AG: This is the big question. Has art become entirely dependent on the special intellectual and physical conditions of the museum and is it limited by this? A museum is for the conservation of objects that have had a life, and what’s happened so much in the late 20th and early 21st century is that all artists aspire to the conditions of this special kind of environment and the work never has a life in the ‘outside’ world. For me the biggest challenge is somehow to put something out on the street, on a beach, on a mountainside, on a rubbish tip even, and see what it can do, feel how those spaces and places change it and it changes them. Right from the very beginning I have put my work in the world. Few of the works when illustrated are images from an exhibition in a museum. I’m not so interested in formal validations of work, where people called artists make something called art that belongs in a gallery. It’s tiny the ecology and economy of the art world. Art is not simply human communication or a way of explaining ourselves to ourselves. I’m interested in art that speaks of our vulnerability in time, in the same way that a figure on Easter Island looks up at the sky somewhere above the horizon and is evidently not a substitute for me speaking to you. It’s not about communication between human beings; it’s about communication between human beings and deep time and deep space. This is the broader horizon that I’m interested in positioning the work against. I want to make an art that has to do with survival, that thinks about where human beings fit in the chain of being, that asks who we are, and where we’re going...well, these big, big questions.
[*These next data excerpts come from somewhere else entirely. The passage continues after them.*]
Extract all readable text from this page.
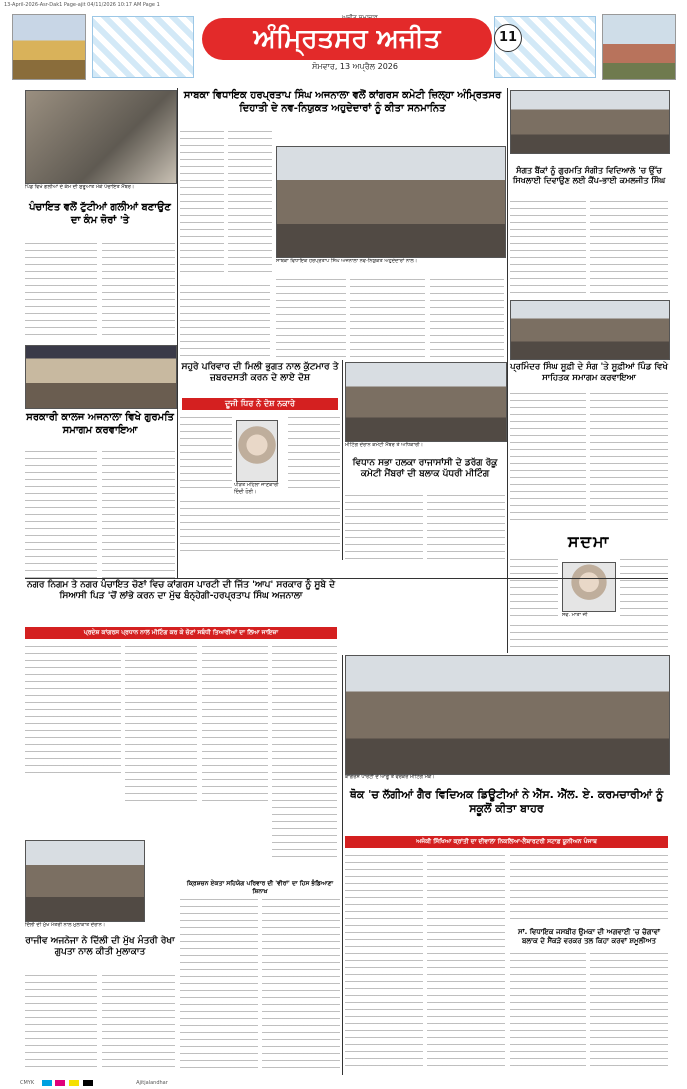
13-April-2026-Asr-Dak1 Page-ajit 04/11/2026 10:17 AM Page 1
ਅੰਮ੍ਰਿਤਸਰ ਅਜੀਤ	11
ਸੋਮਵਾਰ, 13 ਅਪ੍ਰੈਲ 2026
ਪਿੰਡ ਵਿਖੇ ਗਲੀਆਂ ਦੇ ਕੰਮ ਦੀ ਸ਼ੁਰੂਆਤ ਮੌਕੇ ਪੰਚਾਇਤ ਮੈਂਬਰ।
ਪੰਚਾਇਤ ਵਲੋਂ ਟੁੱਟੀਆਂ ਗਲੀਆਂ ਬਣਾਉਣ ਦਾ ਕੰਮ ਜ਼ੋਰਾਂ 'ਤੇ
ਸਰਕਾਰੀ ਕਾਲਜ ਅਜਨਾਲਾ ਵਿਖੇ ਗੁਰਮਤਿ ਸਮਾਗਮ ਕਰਵਾਇਆ
ਸਾਬਕਾ ਵਿਧਾਇਕ ਹਰਪ੍ਰਤਾਪ ਸਿੰਘ ਅਜਨਾਲਾ ਵਲੋਂ ਕਾਂਗਰਸ ਕਮੇਟੀ ਜ਼ਿਲ੍ਹਾ ਅੰਮ੍ਰਿਤਸਰ ਦਿਹਾਤੀ ਦੇ ਨਵ-ਨਿਯੁਕਤ ਅਹੁਦੇਦਾਰਾਂ ਨੂੰ ਕੀਤਾ ਸਨਮਾਨਿਤ
ਸਾਬਕਾ ਵਿਧਾਇਕ ਹਰਪ੍ਰਤਾਪ ਸਿੰਘ ਅਜਨਾਲਾ ਨਵ-ਨਿਯੁਕਤ ਅਹੁਦੇਦਾਰਾਂ ਨਾਲ।
ਸਹੁਰੇ ਪਰਿਵਾਰ ਦੀ ਮਿਲੀ ਭੁਗਤ ਨਾਲ ਕੁੱਟਮਾਰ ਤੇ ਜ਼ਬਰਦਸਤੀ ਕਰਨ ਦੇ ਲਾਏ ਦੋਸ਼
ਦੂਜੀ ਧਿਰ ਨੇ ਦੋਸ਼ ਨਕਾਰੇ
ਪੀੜਤ ਮਹਿਲਾ ਜਾਣਕਾਰੀ ਦਿੰਦੀ ਹੋਈ।
ਮੀਟਿੰਗ ਦੌਰਾਨ ਕਮੇਟੀ ਮੈਂਬਰ ਤੇ ਅਧਿਕਾਰੀ।
ਵਿਧਾਨ ਸਭਾ ਹਲਕਾ ਰਾਜਾਸਾਂਸੀ ਦੇ ਡਰੱਗ ਰੋਕੂ ਕਮੇਟੀ ਮੈਂਬਰਾਂ ਦੀ ਬਲਾਕ ਪੱਧਰੀ ਮੀਟਿੰਗ
ਸੰਗਤ ਬੈਂਕਾਂ ਨੂੰ ਗੁਰਮਤਿ ਸੰਗੀਤ ਵਿਦਿਆਲੇ 'ਚ ਉੱਚ ਸਿਖਲਾਈ ਦਿਵਾਉਣ ਲਈ ਕੈਂਪ-ਭਾਈ ਕਮਲਜੀਤ ਸਿੰਘ
ਪ੍ਰਮਿੰਦਰ ਸਿੰਘ ਸੂਫ਼ੀ ਦੇ ਸੰਗ 'ਤੇ ਸੂਫ਼ੀਆਂ ਪਿੰਡ ਵਿਖੇ ਸਾਹਿਤਕ ਸਮਾਗਮ ਕਰਵਾਇਆ
ਸਦਮਾ
ਸਵ. ਮਾਤਾ ਜੀ
ਨਗਰ ਨਿਗਮ ਤੇ ਨਗਰ ਪੰਚਾਇਤ ਚੋਣਾਂ ਵਿਚ ਕਾਂਗਰਸ ਪਾਰਟੀ ਦੀ ਜਿੱਤ 'ਆਪ' ਸਰਕਾਰ ਨੂੰ ਸੂਬੇ ਦੇ ਸਿਆਸੀ ਪਿੜ 'ਚੋਂ ਲਾਂਭੇ ਕਰਨ ਦਾ ਮੁੱਢ ਬੰਨ੍ਹੇਗੀ-ਹਰਪ੍ਰਤਾਪ ਸਿੰਘ ਅਜਨਾਲਾ
ਪ੍ਰਦੇਸ਼ ਕਾਂਗਰਸ ਪ੍ਰਧਾਨ ਨਾਲ ਮੀਟਿੰਗ ਕਰ ਕੇ ਚੋਣਾਂ ਸਬੰਧੀ ਤਿਆਰੀਆਂ ਦਾ ਲਿਆ ਜਾਇਜ਼ਾ
ਕਾਂਗਰਸ ਪਾਰਟੀ ਦੇ ਆਗੂ ਤੇ ਵਰਕਰ ਮੀਟਿੰਗ ਮੌਕੇ।
ਦਿੱਲੀ ਦੀ ਮੁੱਖ ਮੰਤਰੀ ਨਾਲ ਮੁਲਾਕਾਤ ਦੌਰਾਨ।
ਰਾਜੀਵ ਅਜਨੇਜਾ ਨੇ ਦਿੱਲੀ ਦੀ ਮੁੱਖ ਮੰਤਰੀ ਰੇਖਾ ਗੁਪਤਾ ਨਾਲ ਕੀਤੀ ਮੁਲਾਕਾਤ
ਕ੍ਰਿਸ਼ਚਨ ਏਕਤਾ ਸਹਿਯੋਗ ਪਰਿਵਾਰ ਦੀ 'ਵੀਰਾਂ' ਦਾ ਹਿਸ ਭੰਡਿਆਣਾ ਸ਼ਿਨਾਖ਼
ਥੋਕ 'ਚ ਲੱਗੀਆਂ ਗੈਰ ਵਿਦਿਅਕ ਡਿਊਟੀਆਂ ਨੇ ਐੱਸ. ਐੱਲ. ਏ. ਕਰਮਚਾਰੀਆਂ ਨੂੰ ਸਕੂਲੋਂ ਕੀਤਾ ਬਾਹਰ
ਅਜੋਕੀ ਸਿੱਖਿਆ ਕ੍ਰਾਂਤੀ ਦਾ ਦੀਵਾਲਾ ਨਿਕਲਿਆ-ਲੈਬਾਰਟਰੀ ਸਟਾਫ਼ ਯੂਨੀਅਨ ਪੰਜਾਬ
ਸਾਂ. ਵਿਧਾਇਕ ਜਸਬੀਰ ਉਮਕਾ ਦੀ ਅਗਵਾਈ 'ਚ ਚੋਗਾਵਾਂ ਬਲਾਕ ਦੇ ਸੈਂਕੜੇ ਵਰਕਰ ਤਲ ਕਿਹਾ ਕਰਵਾਂ ਸ਼ਮੂਲੀਅਤ
CMYK	Ajitjalandhar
In making these bodies take up positions where they are like aliens, like foreign bodies, like an infection, in a sense I’m testing my sculpture, but I’m also testing an idea of what art is, of what it can do, and who it’s for and where it might belong.
- This government slogan was subverted by the left, which countered it with the slogan ‘Protest and Survive’ (see essay ‘Antony Gormley in retrospective’ by Lisa Jardine in Antony Gormley, Centro Galego de Arte Contemporanea, Santiago de Compostela, Spain, 2002, pp. 68-87).